Таким образом, вся третья часть начинается с того, что на Дунае поют копья, т.е. начинается тревожно, и заканчивается тем, что на том же Дунае поют девицы, т.е. заканчивается радостно.
(Вспомним, что и предыдущая часть, которую можно назвать «Золотое слово Святослава»), также очень формально начиналась и заканчивалась упоминанием «гор Киевских»).
А, кроме того, пение (всегда в тексте радостное) копий и плач Ярославны – вещи одного ряда и потому, как и во многих других местах, должны идти в строку.

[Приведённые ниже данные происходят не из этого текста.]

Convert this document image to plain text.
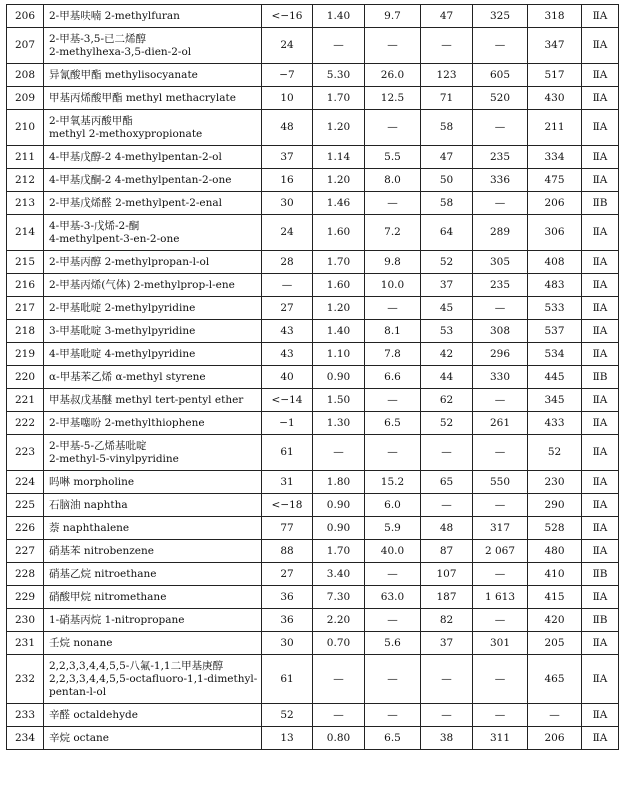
206	2-甲基呋喃 2-methylfuran	<−16	1.40	9.7	47	325	318	ⅡA
207	2-甲基-3,5-已二烯醇
2-methylhexa-3,5-dien-2-ol	24	—	—	—	—	347	ⅡA
208	异氰酸甲酯 methylisocyanate	−7	5.30	26.0	123	605	517	ⅡA
209	甲基丙烯酸甲酯 methyl methacrylate	10	1.70	12.5	71	520	430	ⅡA
210	2-甲氧基丙酸甲酯
methyl 2-methoxypropionate	48	1.20	—	58	—	211	ⅡA
211	4-甲基戊醇-2 4-methylpentan-2-ol	37	1.14	5.5	47	235	334	ⅡA
212	4-甲基戊酮-2 4-methylpentan-2-one	16	1.20	8.0	50	336	475	ⅡA
213	2-甲基戊烯醛 2-methylpent-2-enal	30	1.46	—	58	—	206	ⅡB
214	4-甲基-3-戊烯-2-酮
4-methylpent-3-en-2-one	24	1.60	7.2	64	289	306	ⅡA
215	2-甲基丙醇 2-methylpropan-l-ol	28	1.70	9.8	52	305	408	ⅡA
216	2-甲基丙烯(气体) 2-methylprop-l-ene	—	1.60	10.0	37	235	483	ⅡA
217	2-甲基吡啶 2-methylpyridine	27	1.20	—	45	—	533	ⅡA
218	3-甲基吡啶 3-methylpyridine	43	1.40	8.1	53	308	537	ⅡA
219	4-甲基吡啶 4-methylpyridine	43	1.10	7.8	42	296	534	ⅡA
220	α-甲基苯乙烯 α-methyl styrene	40	0.90	6.6	44	330	445	ⅡB
221	甲基叔戊基醚 methyl tert-pentyl ether	<−14	1.50	—	62	—	345	ⅡA
222	2-甲基噻吩 2-methylthiophene	−1	1.30	6.5	52	261	433	ⅡA
223	2-甲基-5-乙烯基吡啶
2-methyl-5-vinylpyridine	61	—	—	—	—	52	ⅡA
224	吗啉 morpholine	31	1.80	15.2	65	550	230	ⅡA
225	石脑油 naphtha	<−18	0.90	6.0	—	—	290	ⅡA
226	萘 naphthalene	77	0.90	5.9	48	317	528	ⅡA
227	硝基苯 nitrobenzene	88	1.70	40.0	87	2 067	480	ⅡA
228	硝基乙烷 nitroethane	27	3.40	—	107	—	410	ⅡB
229	硝酸甲烷 nitromethane	36	7.30	63.0	187	1 613	415	ⅡA
230	1-硝基丙烷 1-nitropropane	36	2.20	—	82	—	420	ⅡB
231	壬烷 nonane	30	0.70	5.6	37	301	205	ⅡA
232	2,2,3,3,4,4,5,5-八氟-1,1二甲基庚醇
2,2,3,3,4,4,5,5-octafluoro-1,1-dimethyl-
pentan-l-ol	61	—	—	—	—	465	ⅡA
233	辛醛 octaldehyde	52	—	—	—	—	—	ⅡA
234	辛烷 octane	13	0.80	6.5	38	311	206	ⅡA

Таким образом, «Плач Ярославны», чтобы это ни значило, должен начинаться приблизительно так:
«Копья поют на Дунае, Ярославнин глас слышен, зегзицею незнаемой рано кычет».

РЕЗЮМЕ:
Пафос данного подхода заключается в том, что мы исходим лишь из самого текста. Мы не читаем других книг, даже летописи, мы также ничего не знаем о юноше князе Ростиславе, кроме того, что сообщает нам текст. Мы смотрим исключительно на текст, вопрошаем у него, постепенно учась его языку.
К примеру, не будучи историками, мы можем не знать на какие именно исторические события намекает автор, говоря о копьях и девицах, «поющих» на Дунае, но только на основании самого текста мы относим поющие копья к «плачу Ярославны».
Конечно, для того, чтобы такой подход смог подойти, текст должен быть соответствующим: герметичный метод рассмотрения может подойти только для герметичного, объясняющего самое себя, текста, каковым на наш взгляд и является «Слово о полку Игореве».

*********************************************
Данный метод - первый ключ к "Слову" из трёх. Второй состоит в том, чтобы ходить по "ссылкам" от "Слова" к летописи (а также нескольким другим древнерусским сочинениям). Так "Слово" органично вписывается в древнерусский контекст, так многие фразы "Слова" получают не произвольный, но предполагаемый автором комментарий. Третий ключ состоит в правильном разбиении текста на строки, которые автор "свил" по краям. Поскольку знаками пунктуации строку нельзя разбивать посредине, данное правило резко снижает свободу интерпретаций тёмных мест. Три указанных ключа, не противореча, дополняют друг друга. Цитатность и краестрочное построение "Слова" характерны и для некоторых других древнерусских текстов, но в "Слове" это доведено до совершенства и даже нарочитости.